Kinetic Study & Statistical Modelling of Sarawak Peat Water Electrocoagulation System using Copper and Aluminium Electrodes
**An Erratum to this article was published on 30 April 2022. ** The article has been updated.
Due to insufficient water supply, the residents of the rural area of Sarawak are forced to use peat water as daily use for domestic water. The consumption of untreated peat water can lead to various waterborne diseases such as diarrhoea, and other serious illnesses such as typhoid and dysentery. Water treatment system such as electrocoagulation system can be developed to improve the water quality of the peat water as electrocoagulation requires simple equipment that can be operated easily, no usage of chemicals coagulant, producing less sludge and cost-effective treatment system. The main aim of this study is to develop a kinetic study and statistical modelling for both batch and continuous electrocoagulation processes of peat water treatment in Sarawak using aluminium and copper electrodes.

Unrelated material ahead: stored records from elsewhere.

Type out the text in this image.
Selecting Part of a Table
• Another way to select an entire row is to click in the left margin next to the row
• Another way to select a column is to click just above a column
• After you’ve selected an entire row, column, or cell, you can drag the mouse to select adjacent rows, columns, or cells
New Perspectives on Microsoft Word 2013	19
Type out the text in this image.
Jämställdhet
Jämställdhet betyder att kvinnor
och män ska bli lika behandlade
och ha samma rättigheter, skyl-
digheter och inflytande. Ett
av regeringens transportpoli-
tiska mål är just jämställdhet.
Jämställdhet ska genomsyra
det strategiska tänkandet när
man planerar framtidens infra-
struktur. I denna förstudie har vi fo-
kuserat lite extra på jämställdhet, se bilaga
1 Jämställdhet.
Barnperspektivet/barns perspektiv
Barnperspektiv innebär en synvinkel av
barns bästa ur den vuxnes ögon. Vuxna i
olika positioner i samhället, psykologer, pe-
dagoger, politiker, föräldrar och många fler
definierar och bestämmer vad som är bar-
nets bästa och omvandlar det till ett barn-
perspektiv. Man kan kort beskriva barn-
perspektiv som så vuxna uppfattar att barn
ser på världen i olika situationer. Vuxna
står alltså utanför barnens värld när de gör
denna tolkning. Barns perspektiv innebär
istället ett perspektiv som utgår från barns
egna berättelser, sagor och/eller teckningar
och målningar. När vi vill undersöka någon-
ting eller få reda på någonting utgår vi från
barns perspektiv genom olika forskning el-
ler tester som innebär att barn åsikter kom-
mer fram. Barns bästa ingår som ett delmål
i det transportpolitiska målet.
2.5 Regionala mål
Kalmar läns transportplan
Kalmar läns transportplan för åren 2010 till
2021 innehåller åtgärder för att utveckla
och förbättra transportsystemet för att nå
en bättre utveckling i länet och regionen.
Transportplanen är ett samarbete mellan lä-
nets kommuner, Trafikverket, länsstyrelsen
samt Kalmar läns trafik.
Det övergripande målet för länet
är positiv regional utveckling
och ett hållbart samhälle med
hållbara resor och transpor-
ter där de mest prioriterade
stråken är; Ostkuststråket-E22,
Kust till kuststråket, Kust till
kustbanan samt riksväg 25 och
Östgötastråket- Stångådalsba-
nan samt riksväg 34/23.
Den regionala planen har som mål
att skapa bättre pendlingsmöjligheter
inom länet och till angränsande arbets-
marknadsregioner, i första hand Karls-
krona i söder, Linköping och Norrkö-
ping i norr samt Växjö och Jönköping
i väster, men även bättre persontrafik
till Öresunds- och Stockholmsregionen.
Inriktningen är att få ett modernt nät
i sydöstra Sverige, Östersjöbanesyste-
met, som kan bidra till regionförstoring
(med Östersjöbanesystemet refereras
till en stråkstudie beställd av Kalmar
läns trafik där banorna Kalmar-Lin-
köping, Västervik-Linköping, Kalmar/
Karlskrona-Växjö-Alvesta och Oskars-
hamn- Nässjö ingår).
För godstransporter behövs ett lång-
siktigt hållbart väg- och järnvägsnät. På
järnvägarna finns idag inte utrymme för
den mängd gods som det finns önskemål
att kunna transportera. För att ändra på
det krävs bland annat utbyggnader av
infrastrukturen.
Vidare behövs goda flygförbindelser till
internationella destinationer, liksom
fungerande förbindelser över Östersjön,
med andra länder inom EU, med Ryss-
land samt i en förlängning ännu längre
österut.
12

This study focuses on the peat water treatment using electrocoagulation system. The fabricated electrocoagulation system is designed according to the characteristics in which the technology for building and the material used for constructing the electrocoagulation system should be available locally, the electrocoagulation system should be easy to fabricate and maintain, as well as low cost for construction and operation. For this study, Response Surface Methodology in Minitab software and Microsoft Excel are used for kinetic studies, statistical modelling, and process optimization. Process optimization is carried out to minimize energy consumption as well as the turbidity and TSS level. The optimum conditions for batch and continuous electrocoagulation system are 14.899 A/m2 and 41.818 min, and 3.861 A/m2 and 37.778 min respectively.